Am i broken or finally waking up?

I’m wondering if all this mgtow, redpill information is affecting me in a bad way.  I didn’t forsee the implications of all of this.   To believe that most women are not trustworthy and that finding a good one is truly like finding a needle in a haystack is a bit depressing.   The pain that came after opening myself up is something I don’t think I can ever forget.   I feel much better, but I know that something is missing now.   I know that I really don’t want to love like that again.

It has also pretty much brought me to the conclusion that monogamy is dead.   And that the only way to have a ‘relationship’ is to assume that your woman will ultimately cheat on you.   I don’t know why this is a big problem for me, but it is.   Perhaps a few more months of normalizing this idea will bring me to the point where it really doesn’t matter.

For some reason, I don’t want to get to that point.   As of now, somewhere, there is the dream that some women really won’t go out there and cheat behind my back with someone more alpha, some ex flame, or some new crush that reciprocates.

The part of the programming where monogamy is a real thing is a hard one to overcome.   If I have to share someone sexually, then I really don’t want a love relationship.   I mean I get that people like variety and all, but still.
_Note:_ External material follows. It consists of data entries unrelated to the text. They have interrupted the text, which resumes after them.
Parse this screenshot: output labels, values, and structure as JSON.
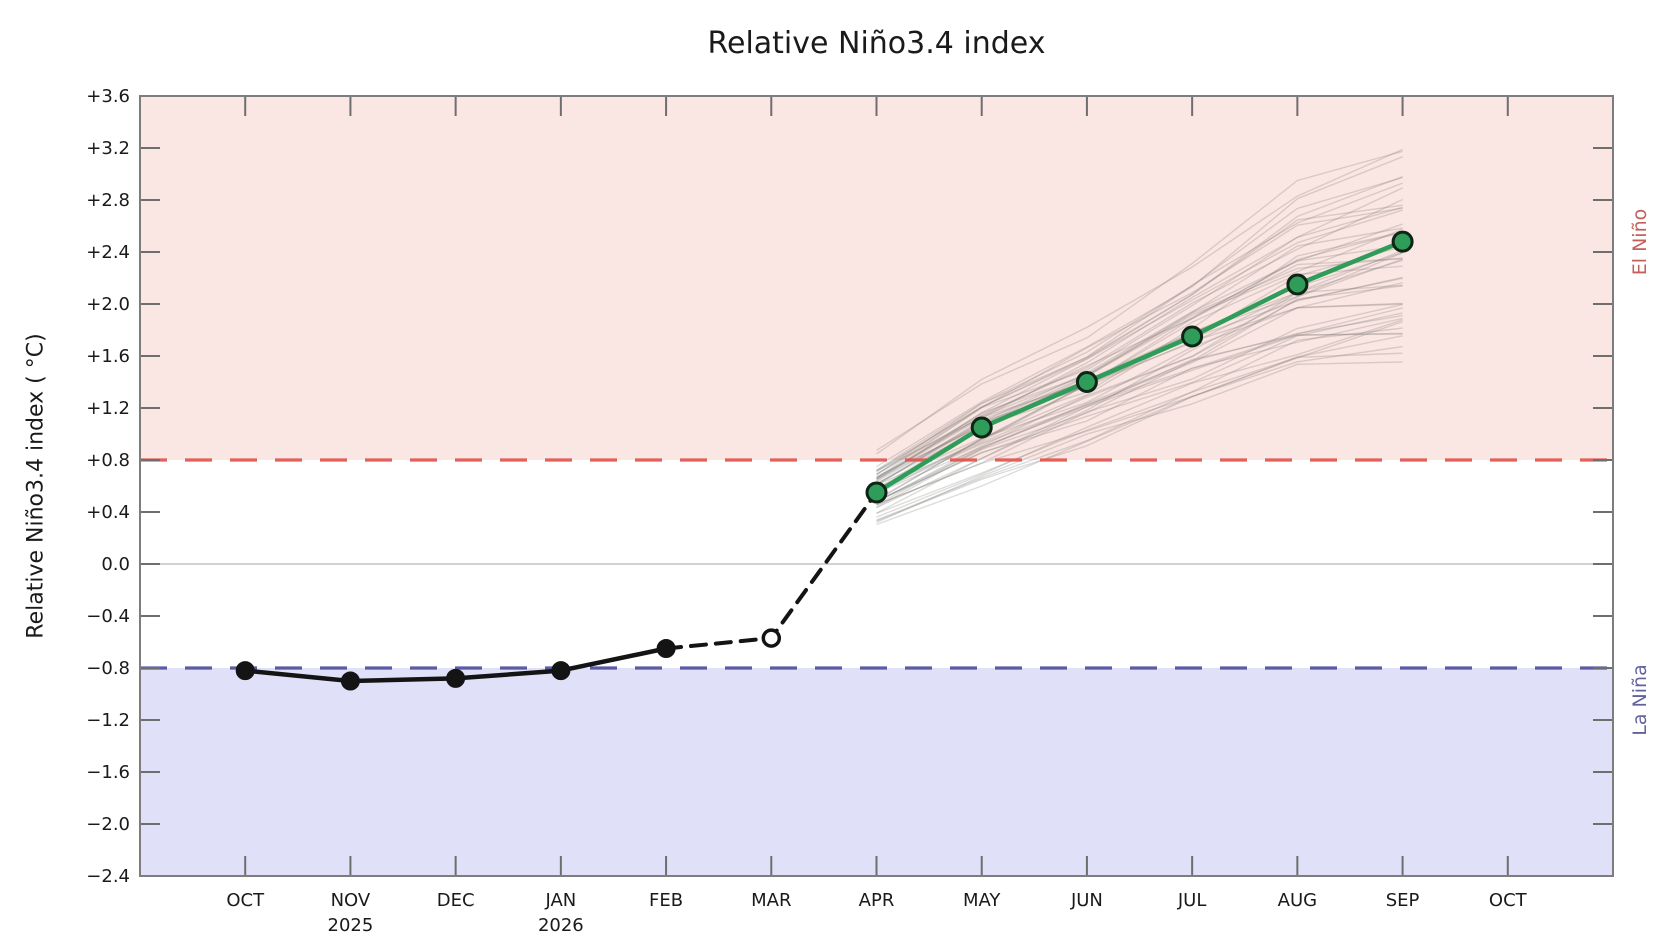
{
  "chart_data": {
    "type": "line",
    "title": "Relative Niño3.4 index",
    "ylabel": "Relative Niño3.4 index ( °C)",
    "xlabel": "",
    "ylim": [
      -2.4,
      3.6
    ],
    "grid": "zero-line-only",
    "legend": "none",
    "y_ticks": [
      3.6,
      3.2,
      2.8,
      2.4,
      2.0,
      1.6,
      1.2,
      0.8,
      0.4,
      0.0,
      -0.4,
      -0.8,
      -1.2,
      -1.6,
      -2.0,
      -2.4
    ],
    "y_tick_labels": [
      "+3.6",
      "+3.2",
      "+2.8",
      "+2.4",
      "+2.0",
      "+1.6",
      "+1.2",
      "+0.8",
      "+0.4",
      "0.0",
      "−0.4",
      "−0.8",
      "−1.2",
      "−1.6",
      "−2.0",
      "−2.4"
    ],
    "x_tick_labels": [
      "OCT",
      "NOV",
      "DEC",
      "JAN",
      "FEB",
      "MAR",
      "APR",
      "MAY",
      "JUN",
      "JUL",
      "AUG",
      "SEP",
      "OCT"
    ],
    "x_year_labels": [
      "",
      "2025",
      "",
      "2026",
      "",
      "",
      "",
      "",
      "",
      "",
      "",
      "",
      ""
    ],
    "zero_line": {
      "value": 0.0,
      "color": "#b8b8b8"
    },
    "regions": [
      {
        "name": "El Niño",
        "range": [
          0.8,
          3.6
        ],
        "fill": "#fae6e3",
        "threshold": 0.8,
        "threshold_color": "#e2514a",
        "label_color": "#c4605c"
      },
      {
        "name": "La Niña",
        "range": [
          -2.4,
          -0.8
        ],
        "fill": "#e0e0f8",
        "threshold": -0.8,
        "threshold_color": "#4c4c9c",
        "label_color": "#62629f"
      }
    ],
    "series": [
      {
        "name": "Observed relative Niño3.4 index",
        "line": "solid",
        "color": "#141414",
        "width": 4.5,
        "x_index": [
          0,
          1,
          2,
          3,
          4
        ],
        "x_labels": [
          "OCT",
          "NOV",
          "DEC",
          "JAN",
          "FEB"
        ],
        "values": [
          -0.82,
          -0.9,
          -0.88,
          -0.82,
          -0.65
        ],
        "marker_style": {
          "type": "filled",
          "fill": "#141414",
          "edge": "#141414",
          "edge_width": 1,
          "r": 9
        }
      },
      {
        "name": "Latest estimate (dashed transition)",
        "line": "dashed",
        "color": "#141414",
        "width": 4,
        "dash": [
          15,
          10
        ],
        "x_index": [
          4,
          5,
          6
        ],
        "x_labels": [
          "FEB",
          "MAR",
          "APR"
        ],
        "values": [
          -0.65,
          -0.57,
          0.55
        ],
        "marker_style": {
          "type": "open",
          "fill": "#ffffff",
          "edge": "#141414",
          "edge_width": 3.5,
          "r": 8,
          "at_x_index": 5
        }
      },
      {
        "name": "Forecast ensemble mean",
        "line": "solid",
        "color": "#2f9c59",
        "width": 4.5,
        "x_index": [
          6,
          7,
          8,
          9,
          10,
          11
        ],
        "x_labels": [
          "APR",
          "MAY",
          "JUN",
          "JUL",
          "AUG",
          "SEP"
        ],
        "values": [
          0.55,
          1.05,
          1.4,
          1.75,
          2.15,
          2.48
        ],
        "marker_style": {
          "type": "filled",
          "fill": "#2f9c59",
          "edge": "#0e2415",
          "edge_width": 3,
          "r": 9.5
        }
      }
    ],
    "ensemble": {
      "name": "Forecast ensemble members",
      "color": "rgba(112,108,104,0.24)",
      "line_width": 1.4,
      "count": 48,
      "x_index": [
        6,
        7,
        8,
        9,
        10,
        11
      ],
      "x_labels": [
        "APR",
        "MAY",
        "JUN",
        "JUL",
        "AUG",
        "SEP"
      ],
      "min": [
        0.28,
        0.6,
        0.9,
        1.2,
        1.4,
        1.5
      ],
      "max": [
        0.88,
        1.42,
        1.82,
        2.32,
        2.95,
        3.22
      ]
    }
  }
}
I know sometimes, it’s JUST SEX, but still.   It’s a hurtful thing to think that the one you love in the embrace of another man’s arms.  I’ve lived through it and tbh, I don’t want that type of attachment.   To think that my entire world could come crumbing down because she decides to give another man a blowjob.   And yet, if i choose to love again, that could totally happen.  Given the way these women are acting now, it’s likely.

The peter pan idea of it not happening is pathetic.

But what do I look like, being there for her, having her back, dealing with her good and bad, providing, supporting, and sacrificing, when another man who does none of that can still get in and get what’s supposed to be exclusive to me.  Disrespect her sexually in ways she likes but won’t allow me to do because she doesn’t want me to see her like that.  Nature and psychology played a cruel trick on us.

He gets the milk while I’m taking care of the cow.   FWB seem to be the only way from here.   If i gotta share, then why put in all the work anyway?  What am I a fool?  He gets to benefit from my efforts without having to lift a damn finger….ok maybe one.  There is no honor in that.  In this case, it’s more self respectable just have the milk and let him do all the heavy cow lifting.

Let him invest and I’ll do the rest.  If other men don’t know or don’t care what their woman is doing behind their backs, then I’d be a damn fool out here knowing what I know and wanting to have that.

Perhaps sex is no more meaningful than going to a football game or taking a stroll in the park.   It’s as meaningful as we make it and it’s more meaningful when it means something ya know.   I get why a man would want to invest in a woman.  It’s a beautiful, hard, ugly, but ultimately amazing thing if it works right.

I sort of pity these fools.  I was there once.    Most husbands hearts would break if they know all the things these wives are out here doing.    They’d be disgusted.   I literally threw up when I found out about my wife.  I still can’t imagine putting another man through that even if his wife was hot,had the hots for me, and was willing to herself.   Getting cheated your wife while you love her is truly hell…and yet it happens A LOT.

As amazing as sex with attachment is, it’s really/truly not worth the fallout and the odds are in highly in favor of it ending badly.

Deep down, I still do want that 1 person still even though now that thought feels foolish, naive, and unrealistic.

Or i could just stay blue pill and pretend that this doesn’t happen.   Nah man, screw romantic love, it’s just all neurochemicals and biology anyway.   Smoke and mirrors.   The old days of monogamy are gone.   So is that type of love.  I gotta get over that desire for that kind of love.

I know it sounds selfish, but if I can’t have the monogamy, then I don’t want the hard parts of traditional love it either.

From now on, the  motto is:   “Do you, I’ll do me, and when we get together, we’ll do us …until we get tired of  doing it.”  … It’s the only way to do it these days.